# Turning wood before it's dry



## Byrney (Feb 4, 2008)

I recently got my hands on a bit of 3"x3"x12" ebony. This is the chunkiest piece of ebony I've ever seen and it's perfect jet black - a real find. The gotcha is this: it's part seasoned. Based on research online, it seems that even if I could dry it without it cracking, I could be waiting upwards of 10 years (1 year per inch for most stuff, however ebony is very dense and needs to dry very slowly to avoid cracking).

So what I did was this: turn it into a finished piece and give it several coats of shellac (on the base too, which I normally leave unfinished) and a liberal coating of paste wax. Hopefully the finish will keep the rate of moisture loss very slow, so the piece won't crack. It may not dry out fully within my lifetime, but if it doesn't crack or rot, who cares?

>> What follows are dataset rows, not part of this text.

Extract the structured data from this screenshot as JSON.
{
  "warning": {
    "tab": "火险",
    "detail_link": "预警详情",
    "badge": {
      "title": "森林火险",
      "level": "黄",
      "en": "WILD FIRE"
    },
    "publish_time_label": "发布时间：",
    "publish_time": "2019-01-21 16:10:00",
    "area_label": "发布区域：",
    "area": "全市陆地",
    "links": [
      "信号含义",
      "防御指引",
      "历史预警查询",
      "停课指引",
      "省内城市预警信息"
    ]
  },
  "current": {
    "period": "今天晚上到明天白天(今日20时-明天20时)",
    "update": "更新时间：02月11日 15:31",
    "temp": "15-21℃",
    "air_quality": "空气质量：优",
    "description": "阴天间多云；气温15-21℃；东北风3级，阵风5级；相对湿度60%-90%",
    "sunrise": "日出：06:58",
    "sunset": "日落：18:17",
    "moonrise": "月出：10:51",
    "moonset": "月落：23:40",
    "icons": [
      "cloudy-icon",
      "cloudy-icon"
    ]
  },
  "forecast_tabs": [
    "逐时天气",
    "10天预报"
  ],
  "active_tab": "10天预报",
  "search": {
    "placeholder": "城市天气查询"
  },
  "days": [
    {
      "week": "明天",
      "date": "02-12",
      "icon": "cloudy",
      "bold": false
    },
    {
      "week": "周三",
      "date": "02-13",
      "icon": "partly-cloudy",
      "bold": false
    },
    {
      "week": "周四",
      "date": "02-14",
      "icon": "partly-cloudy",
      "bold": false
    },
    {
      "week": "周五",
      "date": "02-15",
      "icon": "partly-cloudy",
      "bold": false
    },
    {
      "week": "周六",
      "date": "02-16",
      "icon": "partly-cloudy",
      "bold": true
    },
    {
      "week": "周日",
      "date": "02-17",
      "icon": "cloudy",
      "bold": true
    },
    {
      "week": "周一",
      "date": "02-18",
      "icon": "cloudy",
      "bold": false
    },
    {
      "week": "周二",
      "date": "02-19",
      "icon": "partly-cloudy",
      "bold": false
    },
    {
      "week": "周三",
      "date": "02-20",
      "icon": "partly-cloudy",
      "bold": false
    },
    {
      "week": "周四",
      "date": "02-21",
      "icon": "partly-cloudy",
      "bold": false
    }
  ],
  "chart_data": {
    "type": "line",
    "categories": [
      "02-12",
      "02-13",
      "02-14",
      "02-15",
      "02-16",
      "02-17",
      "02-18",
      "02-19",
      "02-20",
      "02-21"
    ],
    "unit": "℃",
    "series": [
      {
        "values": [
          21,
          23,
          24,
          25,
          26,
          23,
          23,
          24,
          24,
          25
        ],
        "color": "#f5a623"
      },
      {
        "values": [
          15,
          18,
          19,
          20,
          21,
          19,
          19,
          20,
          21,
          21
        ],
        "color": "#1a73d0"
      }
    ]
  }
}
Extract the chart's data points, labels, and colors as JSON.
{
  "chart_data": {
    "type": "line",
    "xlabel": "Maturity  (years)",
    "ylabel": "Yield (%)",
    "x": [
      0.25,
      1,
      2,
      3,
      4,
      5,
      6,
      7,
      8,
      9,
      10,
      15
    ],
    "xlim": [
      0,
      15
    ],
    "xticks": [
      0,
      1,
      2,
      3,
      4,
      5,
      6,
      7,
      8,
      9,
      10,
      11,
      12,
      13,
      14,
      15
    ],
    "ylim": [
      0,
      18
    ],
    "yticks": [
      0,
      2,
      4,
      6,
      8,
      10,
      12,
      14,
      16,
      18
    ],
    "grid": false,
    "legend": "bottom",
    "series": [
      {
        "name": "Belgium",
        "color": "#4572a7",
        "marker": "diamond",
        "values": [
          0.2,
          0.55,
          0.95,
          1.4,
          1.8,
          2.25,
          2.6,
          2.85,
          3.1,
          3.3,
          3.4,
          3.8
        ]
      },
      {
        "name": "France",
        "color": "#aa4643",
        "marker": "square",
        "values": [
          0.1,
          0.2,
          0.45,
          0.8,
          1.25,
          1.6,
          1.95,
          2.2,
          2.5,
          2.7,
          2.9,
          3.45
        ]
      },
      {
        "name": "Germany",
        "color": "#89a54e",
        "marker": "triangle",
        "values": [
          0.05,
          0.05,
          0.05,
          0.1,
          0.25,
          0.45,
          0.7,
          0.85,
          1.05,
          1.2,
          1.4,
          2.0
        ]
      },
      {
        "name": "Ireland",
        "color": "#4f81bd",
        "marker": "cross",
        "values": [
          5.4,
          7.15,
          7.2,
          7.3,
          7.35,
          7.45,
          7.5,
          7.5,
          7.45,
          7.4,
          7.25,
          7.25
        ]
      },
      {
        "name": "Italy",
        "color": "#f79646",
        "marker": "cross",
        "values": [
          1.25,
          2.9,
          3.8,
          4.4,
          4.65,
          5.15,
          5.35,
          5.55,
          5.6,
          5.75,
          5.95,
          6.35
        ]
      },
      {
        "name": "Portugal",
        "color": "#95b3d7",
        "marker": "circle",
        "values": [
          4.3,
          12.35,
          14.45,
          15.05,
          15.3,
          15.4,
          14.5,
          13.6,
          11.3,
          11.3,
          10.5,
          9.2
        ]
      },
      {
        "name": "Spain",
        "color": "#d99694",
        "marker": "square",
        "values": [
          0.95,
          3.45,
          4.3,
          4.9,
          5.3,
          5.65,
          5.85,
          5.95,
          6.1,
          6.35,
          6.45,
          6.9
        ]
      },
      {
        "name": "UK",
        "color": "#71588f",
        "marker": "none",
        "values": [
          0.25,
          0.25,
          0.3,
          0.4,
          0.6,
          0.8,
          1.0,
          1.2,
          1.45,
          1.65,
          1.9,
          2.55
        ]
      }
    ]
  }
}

Anyone else tried this? Does it work? Has anyone got any opinions/tips/useful anecdotes about turning wood then sealing it quickly?


----------



## Mitch Cholewinski (Mar 11, 2007)

Byrney
I always turn wet wood, just cut down and turned immediately at times. Shellac is good for sealing the end grain as is sanding sealer and white shellac and var also will seal the end grain.You say you never seal the base, which is the endgrain, that is a mistake. The endgrain(top and botom) is what needs sealed to prevent cracking. This isn't a fool proof method but I only lost a few turnings since doing it this way. Let's see a picture of your turning. Mitch


----------



## firehawkmph (Apr 26, 2008)

*wet turns*

Byrney,
I have turned some wood in similar situations as what you mentioned. I buy a lot of 3 x 3 x 12 blanks in various exotic woods. Most are cut green and then sealed right away. I have had a few develop fine cracks after sitting for a few weeks. What is it you turned from the blank? I have also got 3/4 of the way through a peppermill and discovered the blank was a little greener than I thought. I took it and put it in a spare microwave for 5 minutes at at time at half power. I let it cool down for about 20 minutes between each zapping. I weighed it on a digital postal scale each time and noted the weight. After 9-10 zaps, the weight quit dropping. The piece turned out well and seems to be holding up well.
Mike Hawkins:icon_smile:


----------



## Allejo (Jan 30, 2008)

I also learnt the hard way. As a complete novice I tried a bowl, wet wood, which is on the forum somewhere, and it split because I left it to thick.I then tried thinning the final cut which has mishaped very slightly but has been more successful.
I've had some success but no splitting since. Perhaps not as good as others but I think the learning curve is a pleasant one to follow in this hobby.


----------



## john manestar (Aug 30, 2008)

I have Juniper wood on my ranch and was wondering how to best harvest it for woodturning and woodworking projects?


----------



## Forrest DeLoach (Apr 16, 2008)

*Turning wet or green wood*

I had a good teacher when I started turning. green magnolia is the most beauttiful both to look at and to turn. He showed me a trick to prevent warping and splitting. Submerge the finished piece in anti-freeze. That;s right regular automotive anti-reeze. It worked for me.
Forrest


----------



## Barry Ward (Mar 22, 2008)

*turning wood before it is dry*



Forrest said:


> I had a good teacher when I started turning. green magnolia is the most beauttiful both to look at and to turn. He showed me a trick to prevent warping and splitting. Submerge the finished piece in anti-freeze. That;s right regular automotive anti-reeze. It worked for me.
> Forrest


That may very well work but you are dealing with pure poison.There are so many other methods that are totaly safe.Once you start turning it again ,especially after it drys and the dust starts flyin you have the poison dust in the air.I would not recommend it for those reasons.


----------



## johnjf0622 (Feb 8, 2008)

I agree with woodsman. I never heard of that before. I hope you don't practice that method. Wood dust alone can do a number on you.(found out today from a posting some wood is worse then others) and then to add anti-freeze into the wood.


----------